For your retirement portfolio, investors should consider buying quality dividend-paying stocks on sale. For example, the shares of major Canadian banks are becoming more attractive as the downtrend continues in this declining market.

One of the best performing bank stocks is Canadian Imperial Bank of Commerce (TSX:CM)(NYSE:CM). In its 2021 annual report, the bank explained that its core strategy included strengthening its franchise with Canadian consumers and growing its commercial banking, wealth management and capital markets businesses in North America. Over the past 10 years or so, the bank has increased its dividend per share by around 6% a year – growth supported by growing earnings.

At $64 and change per share at the time of writing, the dividend-paying stock offers a yield of nearly 5.2%, which is decently compelling. Analysts believe the bank is trading at a nice discount of around 19%. However, it is possible that it will decline over the next three to six months.

Assuming a long-term growth rate of 6% and a dividend of 5%, an approximate long-term total return is around 11% assuming no valuation increase. Expanding valuations can add another 4% to total returns.

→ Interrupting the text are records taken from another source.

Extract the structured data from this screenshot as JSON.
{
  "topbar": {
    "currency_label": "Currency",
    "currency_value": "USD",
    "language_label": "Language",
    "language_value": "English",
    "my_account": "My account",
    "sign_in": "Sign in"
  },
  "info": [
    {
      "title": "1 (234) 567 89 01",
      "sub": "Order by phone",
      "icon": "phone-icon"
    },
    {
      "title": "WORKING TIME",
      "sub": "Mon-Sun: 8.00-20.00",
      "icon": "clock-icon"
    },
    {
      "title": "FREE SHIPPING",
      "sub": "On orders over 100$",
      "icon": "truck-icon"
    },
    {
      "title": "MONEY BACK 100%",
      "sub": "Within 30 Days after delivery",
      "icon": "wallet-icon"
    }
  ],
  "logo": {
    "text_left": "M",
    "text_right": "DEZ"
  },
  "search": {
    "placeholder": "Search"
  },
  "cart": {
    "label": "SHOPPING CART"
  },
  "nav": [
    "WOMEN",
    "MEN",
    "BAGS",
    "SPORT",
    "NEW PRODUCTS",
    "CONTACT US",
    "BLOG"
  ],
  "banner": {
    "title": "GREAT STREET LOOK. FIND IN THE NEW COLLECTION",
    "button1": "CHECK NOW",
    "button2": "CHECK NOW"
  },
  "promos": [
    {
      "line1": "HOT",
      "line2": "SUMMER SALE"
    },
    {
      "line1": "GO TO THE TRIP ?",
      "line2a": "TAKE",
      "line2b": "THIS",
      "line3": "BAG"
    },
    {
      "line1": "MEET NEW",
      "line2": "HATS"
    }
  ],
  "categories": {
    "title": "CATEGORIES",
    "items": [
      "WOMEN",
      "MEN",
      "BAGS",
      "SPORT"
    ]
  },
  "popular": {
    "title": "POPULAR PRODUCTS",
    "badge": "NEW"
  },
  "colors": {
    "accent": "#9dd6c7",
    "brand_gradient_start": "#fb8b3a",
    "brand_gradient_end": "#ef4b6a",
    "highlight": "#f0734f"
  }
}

The Takeaways of the Foolish Investor

The next three to six months could be the perfect time to accumulate quality, dividend-paying stocks at attractive prices. In other words, now is the time to identify wonderful companies from different sectors or industries that pay safe and juicy dividends. If you do it right, you can even hold these dividend-paying stocks until retirement for essentially growing passive income.

What interested investors should do is determine the level of discount at which they want to buy these dividend-paying stocks, whether it is a minimum discount of 20% or 30%. Essentially, set buying targets for a basket of quality diversified dividend stocks and determine how you will allocate excess capital over the next few months on the incredible buying opportunity of this market correction.